S33D-04:
Imaging accretionary structures in the crust and mantle of the southeastern U.S.A.

Wednesday, 17 December 2014: 2:25 PM
Emily Hopper, Brown University, Providence, RI, United States, Karen M. Fischer, Brown University, Dept. of Earth, Environmental and Planetary Sciences, Providence, RI, United States, Lara S Wagner, UNC-Chapel Hill, Chapel Hill, NC, United States, Robert B Hawman, Univ Georgia, Athens, GA, United States and Stephane Rondenay, University of Bergen, Bergen, Norway
Abstract:
How is continental accretion accommodated in the crust and mantle lithosphere? We investigate this question in the southeastern U.S., where Mesozoic rifting left the exotic Suwannee Terrane behind on the Laurentian margin, and the accretionary structures of the Laurentia-Gondwana collision have been at least partially preserved.

We analyze Sp phases recorded by SESAME (Southeastern Suture of the Appalachian Margin Experiment), nearby Transportable Array and permanent stations. Sp receiver functions for individual waveforms were obtained by extended time multi-taper deconvolution, and migrated into a 3D volume using common conversion point stacking, a spline function representation of phase Fresnel zones, and 3D crust and mantle velocities.

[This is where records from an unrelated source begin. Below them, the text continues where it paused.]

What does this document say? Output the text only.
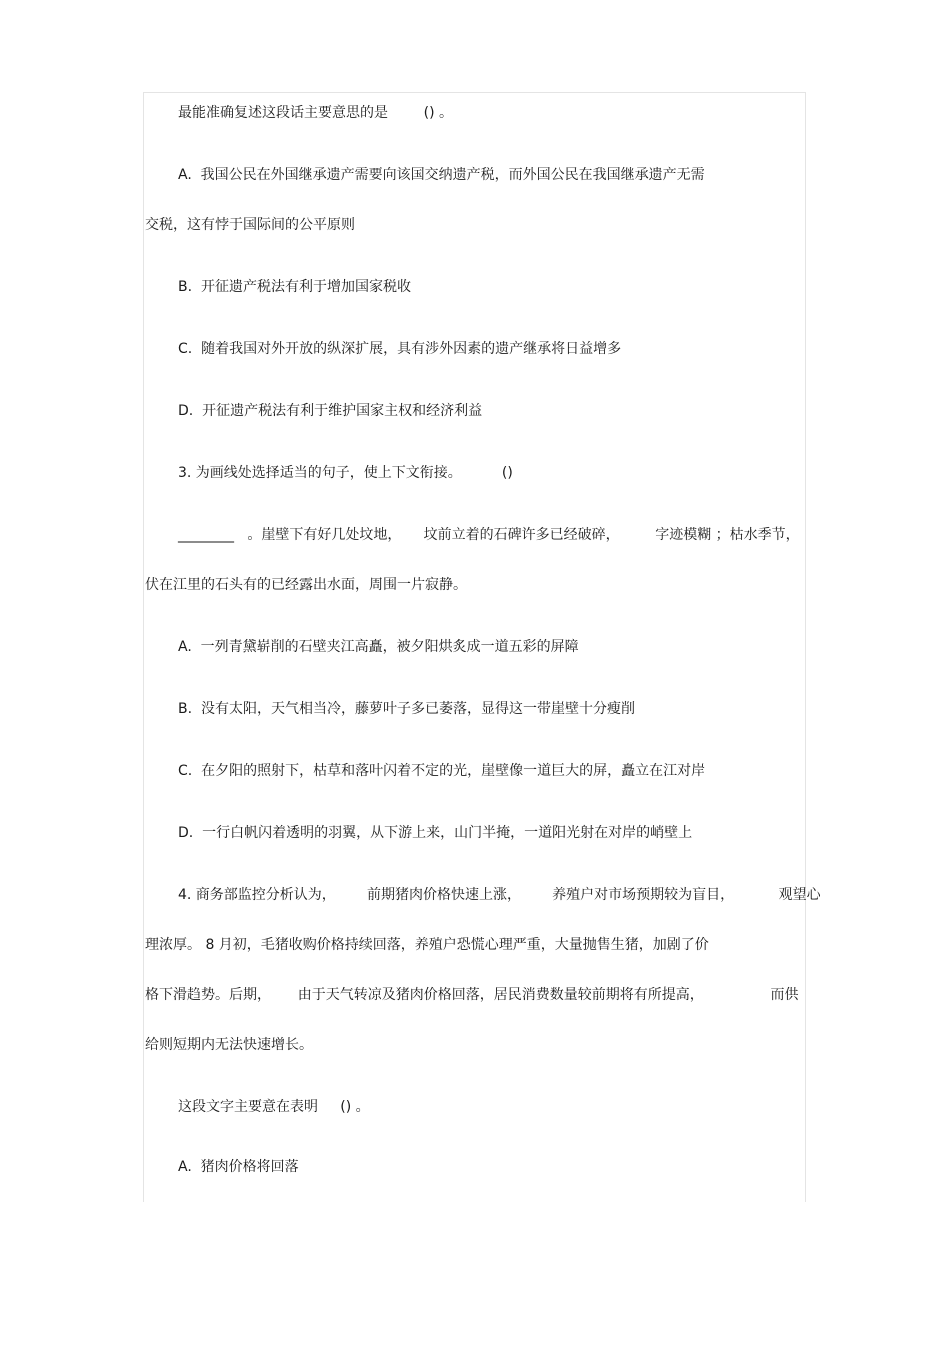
最能准确复述这段话主要意思的是        () 。
A.  我国公民在外国继承遗产需要向该国交纳遗产税，而外国公民在我国继承遗产无需
交税，这有悖于国际间的公平原则
B.  开征遗产税法有利于增加国家税收
C.  随着我国对外开放的纵深扩展，具有涉外因素的遗产继承将日益增多
D.  开征遗产税法有利于维护国家主权和经济利益
3. 为画线处选择适当的句子，使上下文衔接。         ()
________   。崖壁下有好几处坟地，     坟前立着的石碑许多已经破碎，        字迹模糊 ；枯水季节，
伏在江里的石头有的已经露出水面，周围一片寂静。
A.  一列青黛崭削的石壁夹江高矗，被夕阳烘炙成一道五彩的屏障
B.  没有太阳，天气相当冷，藤萝叶子多已萎落，显得这一带崖壁十分瘦削
C.  在夕阳的照射下，枯草和落叶闪着不定的光，崖壁像一道巨大的屏，矗立在江对岸
D.  一行白帆闪着透明的羽翼，从下游上来，山门半掩，一道阳光射在对岸的峭壁上
4. 商务部监控分析认为，       前期猪肉价格快速上涨，       养殖户对市场预期较为盲目，          观望心
理浓厚。 8 月初，毛猪收购价格持续回落，养殖户恐慌心理严重，大量抛售生猪，加剧了价
格下滑趋势。后期，      由于天气转凉及猪肉价格回落，居民消费数量较前期将有所提高，               而供
给则短期内无法快速增长。
这段文字主要意在表明     () 。
A.  猪肉价格将回落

Within the crust, we observe a pair of prominent phases (positive and negative, corresponding to a velocity increase and decrease with depth respectively). The lower, negative phase is continuous over more than 500 km of N-S distance. It is subhorizontal beneath the Blue Ridge and Inner Piedmont terranes, and south-dipping across the suture. The positive phase also dips south at the suture, then flattens in the lower crust. We observe such phases in both eastern and western Georgia, indicating along-strike continuity over at least ~170 km. Beneath SESAME stations in western Georgia, the negative phase is subhorizontal in the midcrust (~17 km depth) from 35.6°N, near the Blue Ridge Thrust, to 32.7°N. From 32.7°N to ~31°N, overlapping the suture zone inferred from COCORP reflection data, it dips south at a minimum angle of 8°. Further south, interference with the Moho may bias apparent phase depth. In the mantle, we observe a N-S transition in discontinuity structure across the suture. Ongoing work with wavefield migration (Bostock et al., 2001) should better resolve discontinuity dips and depths.

The crustal phase pair likely represents the top of the Laurentian plate, overthrust by allochthonous Appalachian terranes and the Gondwanan Suwannee fragment. The crustal phase pair is not explained by sedimentary basins in the region, as the depth, topography, and lateral extent of these phases is inconsistent with observations of basin structure. The N-S scale of this crustal discontinuity structure is similar to the decollement imaged beneath the Himalayas and southern Tibet.